When longtime ESPN anchor Chris Fowler announced on Twitter earlier this week that he’d be overseeing the network’s coverage of the Australian Open from its Connecticut headquarters instead of the tournament site in Melbourne, it was hardly as if a breach of journalistic integrity had just transpired. Fowler handled the same tennis major from home in 2021 and 2022, when COVID still factored into decisions on how to staff such events.
CBS televised the 2020 PGA Championship from San Francisco via “one of the largest and most complex remote productions to date for the PGA Tour,” according to SVGeurope.org, a website dedicated to such matters. Again, the structure of that broadcast was COVID-related, which makes word that NBC is considering remote telecasts of Tour events in 2023 somewhat newsworthy.
A network spokesman told Sports Illustrated that “there will likely be a few events this year produced [in Stamford, Conn., home of NBC Sports]. All talent will be on-site, that does not change.” If that indeed is the current reality, and there’s no reason to believe it isn’t, will it still be the case in two or three years? The business of television is an exercise of constant motion, and with rights fees soaring to unfathomable levels in a highly competitive industry, it’s understandable that TV executives would look for ways to cut costs and squeeze premium value from their investment.
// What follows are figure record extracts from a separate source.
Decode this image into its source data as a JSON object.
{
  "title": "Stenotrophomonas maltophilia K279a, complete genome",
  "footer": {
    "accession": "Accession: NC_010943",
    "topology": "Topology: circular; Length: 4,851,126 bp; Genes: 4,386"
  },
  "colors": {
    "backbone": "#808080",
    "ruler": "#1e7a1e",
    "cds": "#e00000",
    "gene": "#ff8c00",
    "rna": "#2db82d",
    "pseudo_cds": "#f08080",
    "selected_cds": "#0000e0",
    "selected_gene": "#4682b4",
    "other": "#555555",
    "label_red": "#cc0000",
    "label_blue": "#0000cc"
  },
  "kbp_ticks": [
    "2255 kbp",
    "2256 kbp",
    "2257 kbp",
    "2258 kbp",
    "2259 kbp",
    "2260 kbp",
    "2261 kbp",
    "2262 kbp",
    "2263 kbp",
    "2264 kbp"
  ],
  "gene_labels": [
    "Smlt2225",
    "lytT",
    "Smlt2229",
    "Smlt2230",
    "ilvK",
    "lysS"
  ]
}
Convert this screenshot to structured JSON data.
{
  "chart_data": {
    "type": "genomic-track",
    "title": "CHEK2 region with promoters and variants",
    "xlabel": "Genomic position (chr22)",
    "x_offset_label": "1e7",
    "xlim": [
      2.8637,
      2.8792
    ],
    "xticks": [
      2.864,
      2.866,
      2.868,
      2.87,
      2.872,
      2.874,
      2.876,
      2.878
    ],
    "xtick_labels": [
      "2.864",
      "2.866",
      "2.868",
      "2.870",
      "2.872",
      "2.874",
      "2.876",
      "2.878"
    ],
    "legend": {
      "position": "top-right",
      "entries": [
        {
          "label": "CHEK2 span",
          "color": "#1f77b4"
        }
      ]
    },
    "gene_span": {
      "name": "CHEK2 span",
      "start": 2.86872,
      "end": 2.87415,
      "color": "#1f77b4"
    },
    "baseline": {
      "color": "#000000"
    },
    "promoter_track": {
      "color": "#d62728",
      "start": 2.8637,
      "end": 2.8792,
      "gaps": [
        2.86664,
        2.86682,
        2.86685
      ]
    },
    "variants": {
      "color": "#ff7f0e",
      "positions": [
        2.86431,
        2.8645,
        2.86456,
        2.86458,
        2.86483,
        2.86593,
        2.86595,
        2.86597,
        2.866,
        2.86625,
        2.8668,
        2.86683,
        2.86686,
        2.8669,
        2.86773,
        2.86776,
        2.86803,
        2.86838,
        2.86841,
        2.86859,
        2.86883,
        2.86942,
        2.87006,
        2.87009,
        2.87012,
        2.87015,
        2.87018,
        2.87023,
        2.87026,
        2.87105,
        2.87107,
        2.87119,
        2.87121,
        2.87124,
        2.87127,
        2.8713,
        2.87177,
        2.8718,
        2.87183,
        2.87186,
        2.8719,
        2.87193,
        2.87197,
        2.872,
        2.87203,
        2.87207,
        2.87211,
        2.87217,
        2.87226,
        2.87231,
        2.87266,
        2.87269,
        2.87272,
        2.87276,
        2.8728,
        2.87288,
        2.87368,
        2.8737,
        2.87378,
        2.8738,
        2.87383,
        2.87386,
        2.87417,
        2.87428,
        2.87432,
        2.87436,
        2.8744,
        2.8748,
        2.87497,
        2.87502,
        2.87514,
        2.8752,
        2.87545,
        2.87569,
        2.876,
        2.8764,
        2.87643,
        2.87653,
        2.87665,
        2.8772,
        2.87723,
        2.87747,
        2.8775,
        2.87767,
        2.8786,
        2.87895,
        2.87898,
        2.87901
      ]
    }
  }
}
With that in mind, would it make any difference if Dan Hicks and Paul Azinger were calling golf from a studio instead of a tower behind the 18th green? One can make a case for either side of the issue. Both men handle their duties exceptionally well, but there is no substitute for being there—interacting with players and immersing themselves in the true environment, which can certainly lead to observations and viewer-friendly information that can’t be gleaned from a monitor.
Without question, the U.S. Open and British Open stand as two of NBC’s most prized possessions on the sports landscape. Not even close to as lucrative as its most profitable franchise—its Sunday night NFL telecast is watched by far more people than any other television program all year—the year’s final two majors are a source of pride for a network fittingly emblemized by a peacock. That doesn’t mean either is a guarantee to generate a bountiful revenue stream.
The British Open is the more obvious financial risk, and that makes it the most likely tournament to undergo cost cutbacks (and a reduction of workforce) in the future. The five- to eight-hour time difference has a substantial effect on audience size, which is often the smallest of the four majors. Its ratings clearly suffer from a lack of viewership on the West Coast; the 2021 daily average of 2.1 million couldn’t even match the Tiger and Charlie Show held right before Christmas that same year.
What’s more, the clash for the Claret Jug has proven far more dependent on the presence of Charlie’s dad than does its three prestigious siblings. You could send the Three Stooges out to play Augusta National and five million people would tune in. The PGA Championship has benefitted from its 2018 move to May, while the U.S. Open, forever a plodder, is on for so long during those four days in June that people start to watch by accident.
Woods’ appearance last summer at St. Andrews produced a huge increase in American eyeballs, and those numbers remained strong after he missed the cut. Sunday’s final round was seen by 4.725 million, a 12% rise from 2021. Its four-day audience average ranked as the second best since 2015, surpassed only by the 2018 edition, when Tiger held sole possession of the lead with nine holes to play. The bad news for NBC? Tiger’s just about done. His absence will amount to a loss of millions of viewers on both networks over the course of a season—a large slice of the mainstream pie that led to undeniably hearty demographics and commensurate boosts in ad revenue.
Not that anybody really cares how much money golf’s two main carriers make or don’t make. It’s all about the quality of the product, and if there’s one thing people who watch the PGA Tour on a regular basis have come to expect, it’s an abundance of quality on their weekend telecasts. Anyone who makes a habit of watching the early-round streaming on ESPN will testify under oath that the presentation has a long, long way to go. It’s not like Hicks and Azinger would struggle to deliver if they were asked to cover events from a thousand miles away, but it wouldn’t be the same, either.
That’s another thing golf fans aren’t crazy about. Change.